Our product has been optimized to provide results that are:
Fast. IMCSzyme RT is perfectly developed for fully automated, high throughput testing. It is the only enzyme in the market capable of completing greater than 95% room temperature hydrolysis of 16 glucuronidated drugs of abuse in 15 minutes or less. It hydrolyzes in the time it takes to pipette samples into a 96-well plate and eliminates any need for an incubator or a water bath.
Clean. IMCSzyme RT is a clear solution with no interference, which minimizes matrix effects. It includes room temperature buffer (RTB) prepared with mass spectrometry-friendly volatile salts and increases LC column life.
Accurate. IMCSzyme RT is resistance to naturally occurring inhibitors found in urine. Its broad-working pH range ensures accuracy even with the most difficult urine samples. Additionally, there is no conversion of 6-MAM to morphine.
REFERENCES
- Lee LA, McGee AC, Sitasuwan P, Tomashek JJ, Riley C, Muñoz-Muñoz AC, Andrade L. (2022). Factors Compromising Glucuronidase Performance in Urine Drug Testing Potentially Resulting in False Negatives. Journal of Analytical Toxicology. 46: 689–696.
- McGee AC, Sitasuwan PN, Tomashek JJ, Munoz-Munoz AC, Andrade L, Lee LA. (2021). Overcoming Heterogeneity in Urine Specimens: Avoiding False Negatives caused by Endogenous Inhibitors. Annual Meeting, Society of Forensic Toxicologists, Nashville, TN. September 26 - October 1, 2021.
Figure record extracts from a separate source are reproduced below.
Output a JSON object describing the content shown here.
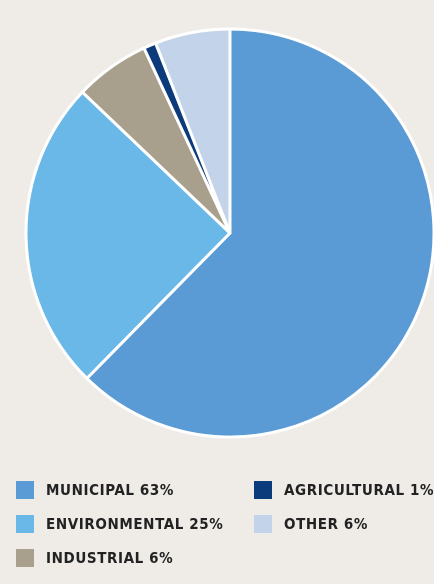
{
  "chart_data": {
    "type": "pie",
    "slices": [
      {
        "label": "MUNICIPAL 63%",
        "value": 63,
        "color": "#5b9bd5"
      },
      {
        "label": "ENVIRONMENTAL 25%",
        "value": 25,
        "color": "#6ab8e8"
      },
      {
        "label": "INDUSTRIAL 6%",
        "value": 6,
        "color": "#a8a08c"
      },
      {
        "label": "AGRICULTURAL 1%",
        "value": 1,
        "color": "#0b3b7a"
      },
      {
        "label": "OTHER 6%",
        "value": 6,
        "color": "#c3d3ea"
      }
    ],
    "legend_position": "bottom"
  }
}
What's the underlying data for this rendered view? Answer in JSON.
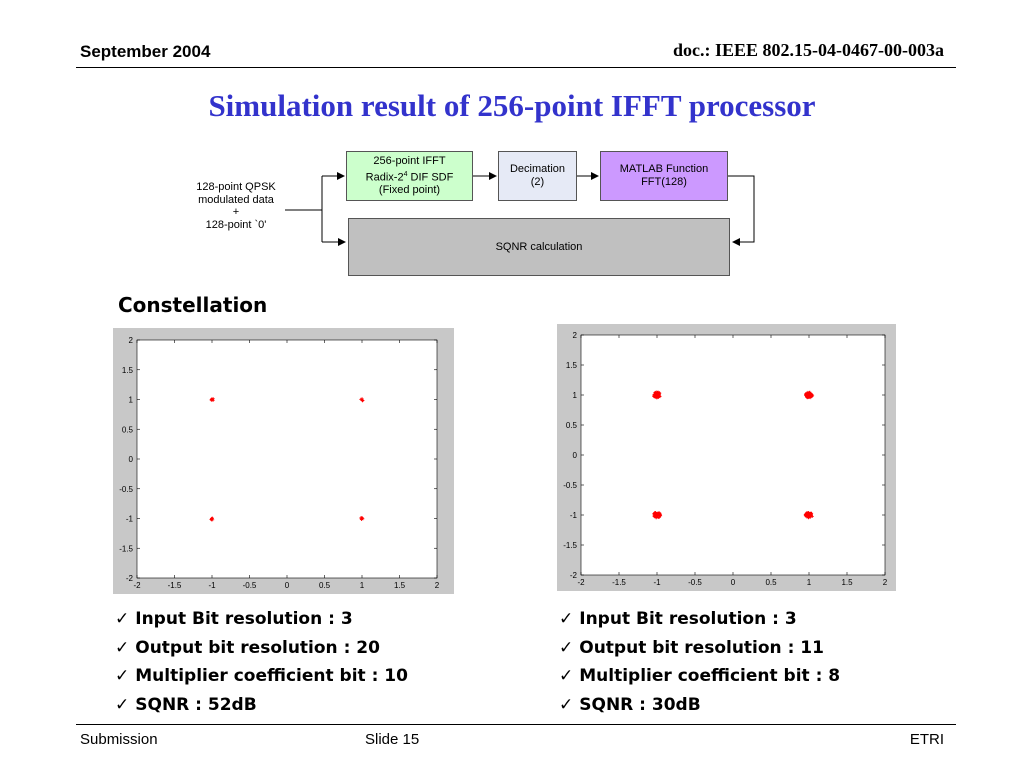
{
  "header": {
    "date": "September 2004",
    "doc": "doc.: IEEE 802.15-04-0467-00-003a"
  },
  "title": "Simulation result of 256-point IFFT processor",
  "diagram": {
    "input_lines": [
      "128-point QPSK",
      "modulated  data",
      "+",
      "128-point `0'"
    ],
    "ifft": {
      "line1": "256-point IFFT",
      "line2_pre": "Radix-2",
      "line2_sup": "4",
      "line2_post": " DIF SDF",
      "line3": "(Fixed point)",
      "color": "#ccffcc"
    },
    "decimation": {
      "line1": "Decimation",
      "line2": "(2)",
      "color": "#e6eaf6"
    },
    "matlab": {
      "line1": "MATLAB Function",
      "line2": "FFT(128)",
      "color": "#cc99ff"
    },
    "sqnr": {
      "label": "SQNR calculation",
      "color": "#c0c0c0"
    }
  },
  "constellation_title": "Constellation",
  "chart_data": [
    {
      "type": "scatter",
      "title": "",
      "xlim": [
        -2,
        2
      ],
      "ylim": [
        -2,
        2
      ],
      "xticks": [
        "-2",
        "-1.5",
        "-1",
        "-0.5",
        "0",
        "0.5",
        "1",
        "1.5",
        "2"
      ],
      "yticks": [
        "2",
        "1.5",
        "1",
        "0.5",
        "0",
        "-0.5",
        "-1",
        "-1.5",
        "-2"
      ],
      "marker_color": "#ff0000",
      "spread": 0.012,
      "points": [
        [
          -1,
          1
        ],
        [
          1,
          1
        ],
        [
          -1,
          -1
        ],
        [
          1,
          -1
        ]
      ]
    },
    {
      "type": "scatter",
      "title": "",
      "xlim": [
        -2,
        2
      ],
      "ylim": [
        -2,
        2
      ],
      "xticks": [
        "-2",
        "-1.5",
        "-1",
        "-0.5",
        "0",
        "0.5",
        "1",
        "1.5",
        "2"
      ],
      "yticks": [
        "2",
        "1.5",
        "1",
        "0.5",
        "0",
        "-0.5",
        "-1",
        "-1.5",
        "-2"
      ],
      "marker_color": "#ff0000",
      "spread": 0.05,
      "points": [
        [
          -1,
          1
        ],
        [
          1,
          1
        ],
        [
          -1,
          -1
        ],
        [
          1,
          -1
        ]
      ]
    }
  ],
  "results_left": [
    "Input Bit resolution : 3",
    "Output bit resolution : 20",
    "Multiplier coefficient bit : 10",
    "SQNR : 52dB"
  ],
  "results_right": [
    "Input Bit resolution : 3",
    "Output bit resolution : 11",
    "Multiplier coefficient bit : 8",
    "SQNR : 30dB"
  ],
  "checkmark": "✓",
  "footer": {
    "left": "Submission",
    "middle": "Slide 15",
    "right": "ETRI"
  }
}
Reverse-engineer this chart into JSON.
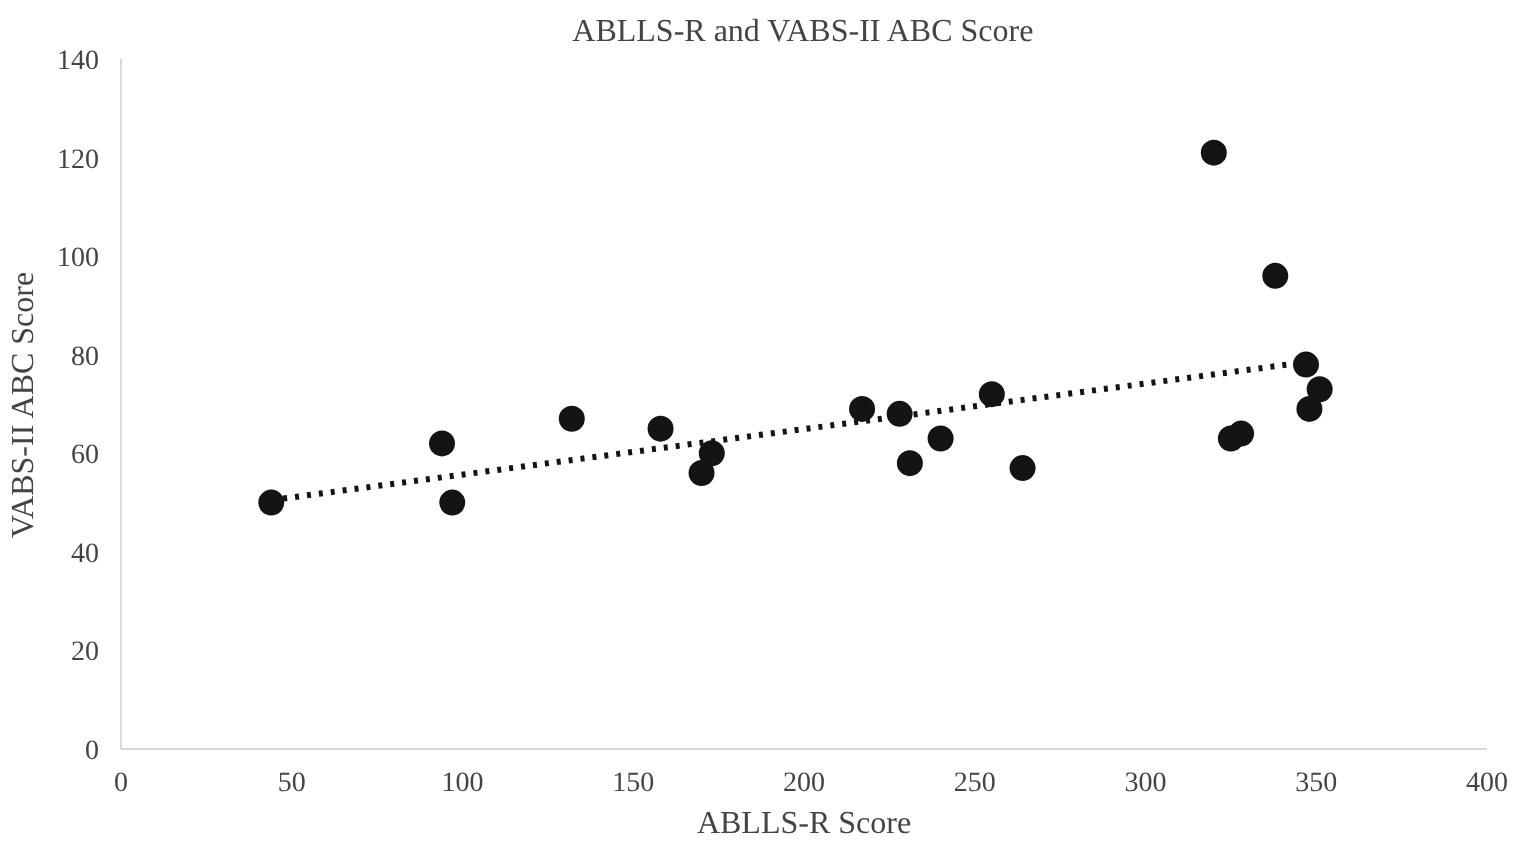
{
  "chart_data": {
    "type": "scatter",
    "title": "ABLLS-R and VABS-II ABC Score",
    "xlabel": "ABLLS-R Score",
    "ylabel": "VABS-II ABC Score",
    "xlim": [
      0,
      400
    ],
    "xticks": [
      0,
      50,
      100,
      150,
      200,
      250,
      300,
      350,
      400
    ],
    "ylim": [
      0,
      140
    ],
    "yticks": [
      0,
      20,
      40,
      60,
      80,
      100,
      120,
      140
    ],
    "series": [
      {
        "marker": "circle",
        "color": "#141414",
        "x": [
          44,
          94,
          97,
          132,
          158,
          170,
          173,
          217,
          228,
          231,
          240,
          255,
          264,
          320,
          325,
          328,
          338,
          347,
          348,
          351
        ],
        "values": [
          50,
          62,
          50,
          67,
          65,
          56,
          60,
          69,
          68,
          58,
          63,
          72,
          57,
          121,
          63,
          64,
          96,
          78,
          69,
          73
        ]
      },
      {
        "type": "line",
        "marker": "none",
        "color": "#141414",
        "line_style": "dotted",
        "x": [
          44,
          347
        ],
        "values": [
          50.5,
          78.5
        ]
      }
    ]
  }
}
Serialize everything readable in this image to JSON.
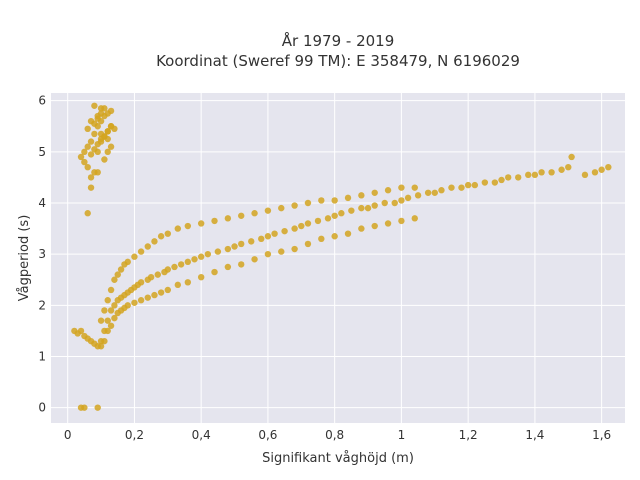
{
  "chart_data": {
    "type": "scatter",
    "title_line1": "År 1979 - 2019",
    "title_line2": "Koordinat (Sweref 99 TM): E 358479, N 6196029",
    "xlabel": "Signifikant våghöjd (m)",
    "ylabel": "Vågperiod (s)",
    "xlim": [
      -0.05,
      1.67
    ],
    "ylim": [
      -0.3,
      6.15
    ],
    "x_ticks": [
      0,
      0.2,
      0.4,
      0.6,
      0.8,
      1,
      1.2,
      1.4,
      1.6
    ],
    "x_tick_labels": [
      "0",
      "0,2",
      "0,4",
      "0,6",
      "0,8",
      "1",
      "1,2",
      "1,4",
      "1,6"
    ],
    "y_ticks": [
      0,
      1,
      2,
      3,
      4,
      5,
      6
    ],
    "y_tick_labels": [
      "0",
      "1",
      "2",
      "3",
      "4",
      "5",
      "6"
    ],
    "grid": true,
    "background_color": "#e5e5ee",
    "grid_color": "#ffffff",
    "marker_color": "#d4a520",
    "series": [
      {
        "x": [
          0.02,
          0.03,
          0.04,
          0.05,
          0.06,
          0.07,
          0.08,
          0.09,
          0.1,
          0.11,
          0.12,
          0.13,
          0.14,
          0.15,
          0.16,
          0.17,
          0.18,
          0.19,
          0.2,
          0.21,
          0.22,
          0.24,
          0.25,
          0.27,
          0.29,
          0.3,
          0.32,
          0.34,
          0.36,
          0.38,
          0.4,
          0.42,
          0.45,
          0.48,
          0.5,
          0.52,
          0.55,
          0.58,
          0.6,
          0.62,
          0.65,
          0.68,
          0.7,
          0.72,
          0.75,
          0.78,
          0.8,
          0.82,
          0.85,
          0.88,
          0.9,
          0.92,
          0.95,
          0.98,
          1.0,
          1.02,
          1.05,
          1.08,
          1.1,
          1.12,
          1.15,
          1.18,
          1.2,
          1.22,
          1.25,
          1.28,
          1.3,
          1.32,
          1.35,
          1.38,
          1.4,
          1.42,
          1.45,
          1.48,
          1.5,
          1.51,
          1.55,
          1.58,
          1.6,
          1.62,
          0.1,
          0.11,
          0.12,
          0.13,
          0.14,
          0.15,
          0.16,
          0.17,
          0.18,
          0.2,
          0.22,
          0.24,
          0.26,
          0.28,
          0.3,
          0.33,
          0.36,
          0.4,
          0.44,
          0.48,
          0.52,
          0.56,
          0.6,
          0.64,
          0.68,
          0.72,
          0.76,
          0.8,
          0.84,
          0.88,
          0.92,
          0.96,
          1.0,
          1.04,
          0.1,
          0.11,
          0.12,
          0.13,
          0.14,
          0.15,
          0.16,
          0.17,
          0.18,
          0.2,
          0.22,
          0.24,
          0.26,
          0.28,
          0.3,
          0.33,
          0.36,
          0.4,
          0.44,
          0.48,
          0.52,
          0.56,
          0.6,
          0.64,
          0.68,
          0.72,
          0.76,
          0.8,
          0.84,
          0.88,
          0.92,
          0.96,
          1.0,
          1.04,
          0.04,
          0.05,
          0.06,
          0.07,
          0.08,
          0.09,
          0.1,
          0.11,
          0.12,
          0.13,
          0.14,
          0.05,
          0.06,
          0.07,
          0.08,
          0.09,
          0.1,
          0.11,
          0.12,
          0.13,
          0.08,
          0.1,
          0.12,
          0.07,
          0.09,
          0.11,
          0.13,
          0.04,
          0.05,
          0.09,
          0.06,
          0.07,
          0.08,
          0.09,
          0.1,
          0.11,
          0.12,
          0.13,
          0.08,
          0.09,
          0.1,
          0.11,
          0.06,
          0.07,
          0.09,
          0.1,
          0.12
        ],
        "y": [
          1.5,
          1.45,
          1.5,
          1.4,
          1.35,
          1.3,
          1.25,
          1.2,
          1.3,
          1.5,
          1.7,
          1.9,
          2.0,
          2.1,
          2.15,
          2.2,
          2.25,
          2.3,
          2.35,
          2.4,
          2.45,
          2.5,
          2.55,
          2.6,
          2.65,
          2.7,
          2.75,
          2.8,
          2.85,
          2.9,
          2.95,
          3.0,
          3.05,
          3.1,
          3.15,
          3.2,
          3.25,
          3.3,
          3.35,
          3.4,
          3.45,
          3.5,
          3.55,
          3.6,
          3.65,
          3.7,
          3.75,
          3.8,
          3.85,
          3.9,
          3.9,
          3.95,
          4.0,
          4.0,
          4.05,
          4.1,
          4.15,
          4.2,
          4.2,
          4.25,
          4.3,
          4.3,
          4.35,
          4.35,
          4.4,
          4.4,
          4.45,
          4.5,
          4.5,
          4.55,
          4.55,
          4.6,
          4.6,
          4.65,
          4.7,
          4.9,
          4.55,
          4.6,
          4.65,
          4.7,
          1.7,
          1.9,
          2.1,
          2.3,
          2.5,
          2.6,
          2.7,
          2.8,
          2.85,
          2.95,
          3.05,
          3.15,
          3.25,
          3.35,
          3.4,
          3.5,
          3.55,
          3.6,
          3.65,
          3.7,
          3.75,
          3.8,
          3.85,
          3.9,
          3.95,
          4.0,
          4.05,
          4.05,
          4.1,
          4.15,
          4.2,
          4.25,
          4.3,
          4.3,
          1.2,
          1.3,
          1.5,
          1.6,
          1.75,
          1.85,
          1.9,
          1.95,
          2.0,
          2.05,
          2.1,
          2.15,
          2.2,
          2.25,
          2.3,
          2.4,
          2.45,
          2.55,
          2.65,
          2.75,
          2.8,
          2.9,
          3.0,
          3.05,
          3.1,
          3.2,
          3.3,
          3.35,
          3.4,
          3.5,
          3.55,
          3.6,
          3.65,
          3.7,
          4.9,
          5.0,
          5.1,
          4.95,
          5.05,
          5.15,
          5.25,
          5.3,
          5.4,
          5.5,
          5.45,
          4.8,
          4.7,
          5.2,
          5.35,
          5.5,
          5.6,
          5.7,
          5.75,
          5.8,
          5.9,
          5.85,
          5.0,
          4.5,
          4.6,
          4.85,
          5.1,
          0.0,
          0.0,
          0.0,
          3.8,
          4.3,
          4.6,
          5.0,
          5.2,
          5.3,
          5.4,
          5.5,
          5.55,
          5.65,
          5.75,
          5.85,
          5.45,
          5.6,
          5.7,
          5.35,
          5.25
        ]
      }
    ]
  }
}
- Grenier AC. (2020). Comparing Glucuronidase Hydrolysis Efficiencies in Patient Urine Samples. SOFTember Virtual Program, Society of Forensic Toxicologists, [Online]. September 9-30, 2020.
- McGee AC, Sitasuwan PN, Tomashek JJ, Schlachter CR, Grenier AC, Andrade L, Lee LA. (2020). Urine Variability Compromises β-Glucuronidase Performance Causing Inaccurate Drug Quantitation. SOFTember Virtual Program, Society of Forensic Toxicologists, [Online]. September 9-30, 2020.
- Sasaki TA. (2019). Simplifying Urine Drug Testing with “Flash Hydrolysis” Using New Recombinant β-Glucuronidase Enzymes. Annual Meeting, Society of Forensic Toxicologists, San Antonio, TX. October 13-18 2019.
- IMCSzyme RT Master Mix Stability. (2021). [Online]. Accessed March 29, 2022.